Hanen Marouani est tuniso-italienne, docteure en langue et littérature françaises et auteure de plusieurs recueils de poésie publiés entre la Tunisie et la France, et… on peut dire que le hasard fait bien les choses, puisqu'elle a un lien particulier avec mon pays d'origine.
Voici ce qu'elle déclare elle-même dans un entretien accordé à Aziz Harcha (en octobre 2022) :
« Je m'intéresse actuellement dans mes recherches scientifiques postdoctorales que j'effectue à l'Université Politehnica de Bucarest (Roumanie) dans le cadre du programme des bourses d'excellence
Eugène Ionesco proposé et financé par le gouvernement de la Roumanie (le ministère des Affaires étrangères) et géré par l'AUF Europe Centrale et Orientale à l'égalité Femmes/Hommes dans le discours littéraire, aux stratégies énonciatives favorisant la promotion des valeurs de l'égalité sociale et de genre dans la littérature contemporaine et à son impact sur la vie au quotidien et sur les mentalités en général. Cette problématique s'effectue à partir de l'analyse des pratiques discursives et énonciatives repérées des textes en mettant l'accent sur la lutte contre les différentes formes explicites et implicites des inégalités sociales et de genre. »

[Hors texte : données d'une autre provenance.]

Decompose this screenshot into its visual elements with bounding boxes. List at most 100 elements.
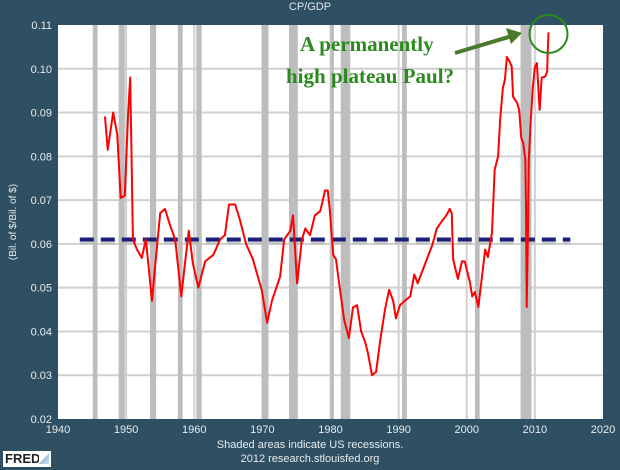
data-point [506, 56, 508, 58]
data-point [239, 219, 241, 221]
data-point [339, 289, 341, 291]
data-point [112, 111, 114, 114]
y-tick-label: 0.09 [31, 108, 52, 120]
data-point [228, 203, 230, 206]
recession-band [402, 25, 407, 419]
x-tick-label: 1980 [318, 424, 342, 436]
data-point [106, 148, 109, 151]
recession-note: Shaded areas indicate US recessions. [216, 439, 404, 451]
y-tick-label: 0.05 [31, 283, 52, 295]
data-point [129, 76, 132, 79]
data-point [529, 119, 532, 121]
data-point [504, 78, 506, 81]
data-point [461, 260, 463, 263]
data-point [301, 238, 303, 241]
data-point [450, 212, 453, 215]
recession-band [330, 25, 334, 419]
data-point [164, 208, 166, 210]
recession-band [177, 25, 183, 419]
data-point [544, 75, 546, 78]
data-point [192, 262, 194, 265]
data-point [518, 109, 521, 111]
x-tick-label: 1970 [250, 424, 274, 436]
data-point [375, 370, 377, 373]
source-note: 2012 research.stlouisfed.org [240, 453, 380, 465]
data-point [520, 137, 523, 139]
data-point [219, 238, 221, 241]
data-point [132, 238, 134, 241]
x-tick-label: 2010 [523, 424, 547, 436]
data-point [127, 111, 129, 114]
x-tick-label: 2000 [455, 424, 479, 436]
y-tick-label: 0.02 [31, 414, 52, 426]
data-point [283, 238, 285, 241]
arrow-head-icon [506, 28, 522, 44]
y-axis-label: (Bil. of $/Bil. of $) [8, 184, 19, 260]
data-point [497, 155, 499, 158]
data-point [525, 206, 527, 208]
data-point [260, 289, 263, 291]
data-point [416, 282, 419, 285]
data-point [448, 208, 451, 210]
data-point [431, 243, 434, 245]
series-line [104, 32, 550, 377]
data-point [119, 197, 122, 199]
data-point [395, 317, 397, 320]
annotation-line-1: A permanently [300, 32, 434, 56]
x-tick-label: 1990 [386, 424, 410, 436]
data-point [204, 260, 206, 263]
data-point [279, 275, 281, 278]
data-point [145, 238, 147, 241]
data-point [525, 306, 528, 308]
data-point [197, 286, 200, 289]
data-point [516, 102, 518, 104]
data-point [332, 254, 335, 256]
data-point [224, 234, 226, 236]
x-tick-label: 1960 [182, 424, 206, 436]
data-point [532, 86, 534, 88]
y-tick-label: 0.03 [31, 370, 52, 382]
data-point [527, 225, 529, 228]
x-tick-label: 1940 [46, 424, 70, 436]
data-point [123, 194, 126, 197]
data-point [435, 227, 438, 230]
data-point [371, 374, 373, 377]
data-point [477, 306, 480, 308]
data-point [474, 291, 476, 293]
data-point [360, 330, 362, 333]
data-point [324, 189, 326, 192]
recession-band [118, 25, 125, 419]
highlight-circle [528, 13, 569, 54]
chart-icon [39, 454, 49, 464]
y-tick-label: 0.08 [31, 151, 52, 163]
data-point [499, 119, 501, 121]
data-point [367, 352, 369, 355]
data-point [136, 248, 138, 251]
y-tick-label: 0.04 [31, 326, 52, 338]
data-point [502, 87, 504, 89]
recession-band [340, 25, 351, 419]
recession-band [92, 25, 98, 419]
annotation-arrow [454, 34, 513, 55]
data-point [356, 304, 358, 306]
data-point [304, 227, 307, 230]
recession-band [261, 25, 269, 419]
data-point [104, 116, 106, 118]
data-point [452, 258, 454, 261]
data-point [508, 60, 511, 63]
data-point [510, 65, 513, 68]
data-point [388, 289, 390, 291]
data-point [538, 109, 541, 111]
data-point [409, 295, 412, 298]
data-point [547, 49, 549, 51]
y-tick-label: 0.07 [31, 195, 52, 207]
data-point [527, 159, 530, 162]
data-point [296, 282, 298, 285]
data-point [540, 76, 543, 79]
fred-logo: FRED [3, 451, 51, 467]
data-point [168, 223, 171, 225]
fred-logo-text: FRED [5, 451, 41, 466]
data-point [174, 238, 176, 241]
data-point [384, 308, 386, 311]
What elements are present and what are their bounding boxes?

J'ai eu, quant à moi, le plaisir de découvrir ses écrits poétiques avec ce magnifique recueil, publié en 2021 et dont la très courte, mais très pertinente préface explique le titre.
Je dois avouer ma légère réticence à la découverte du titre, car il me semblait, de premier abord, un peu terne, un peu trop « optimiste » à mon goût. Cependant, dès le premier poème, la magie a opéré, et j'ai ressenti cette luminosité dans la noirceur du monde évoqué : « […] Une infinie diversité sans bruit/ Qui se met à danser en toute liberté/ Qui fonce dans une extase d'idées/ Secrètes, orchestrées et sans clichés/ Pourquoi alors rater les intériorités/ Et passer au fond d'un monde égaré ? »
Une poésie « aux charmes enfouis » qui parle de la vie, mais surtout de la féminité, avec originalité et surtout une grande musicalité, une poésie qui utilise les répétitions avec beaucoup d'élégance, comme dans le poème « La lune orageuse », pour ne donner qu'un simple exemple. Une poésie qui dénonce avec force et ténacité « l'absence des mots égalitaires », et autres « privations ». La présence « d'oxymores ondulés » est une source d'émerveillement pour le lecteur qui appréciera également la présence d'un acrostiche (« Satin noir »), de belles assonances et consonances comme gage de prouesse poétique.
Que l'amour soit béni, oui, surtout quand il est « ailé », et même avec son « jeu de drame », car « déployer ses ailes » est en effet, un « art » ! « Tenir » à quelqu'un sans le « re-tenir », c'est simple à dire, mais si compliqué à faire, et c'est si beau, quand cela devient poème ! La sensualité dans l'évocation amoureuse et empreinte de délicatesse et de pudeur, mais elle se fait visible.
Ce recueil fut un délice que je n'ai pu me contenir de lire lentement, ce fut comme :
« [D]es fous rires autour des verres de thé vert à la menthe, aux amandes ou aux « bondok » autour des tables rondes tendres, chaleureuses et généreuses/ Dans les couloirs étroits de nos petites maisons clôturées parfaitement par nos traditions ».
J'ai aussi aimé les clins d'oeil à l'enfance et aux terres tunisiennes de l'enfance, ou l'éphémère élevé au rang d'éternité capturée, comme dans le cher à mon coeur, « Papillon à la mer ».
Le désir de liberté est subtilement décliné aussi par ce motif de l'« évasion sur une bicyclette » (« Sur une bicyclette, je fuis le sens/ Je ne pense à rien mais je danse »).
En terminant ma lecture, je n'ai qu'une envie, c'est de reprendre certains poèmes dont l'arôme doux-amer n'est pas sans rappeler le goût saturé en douceur du miel.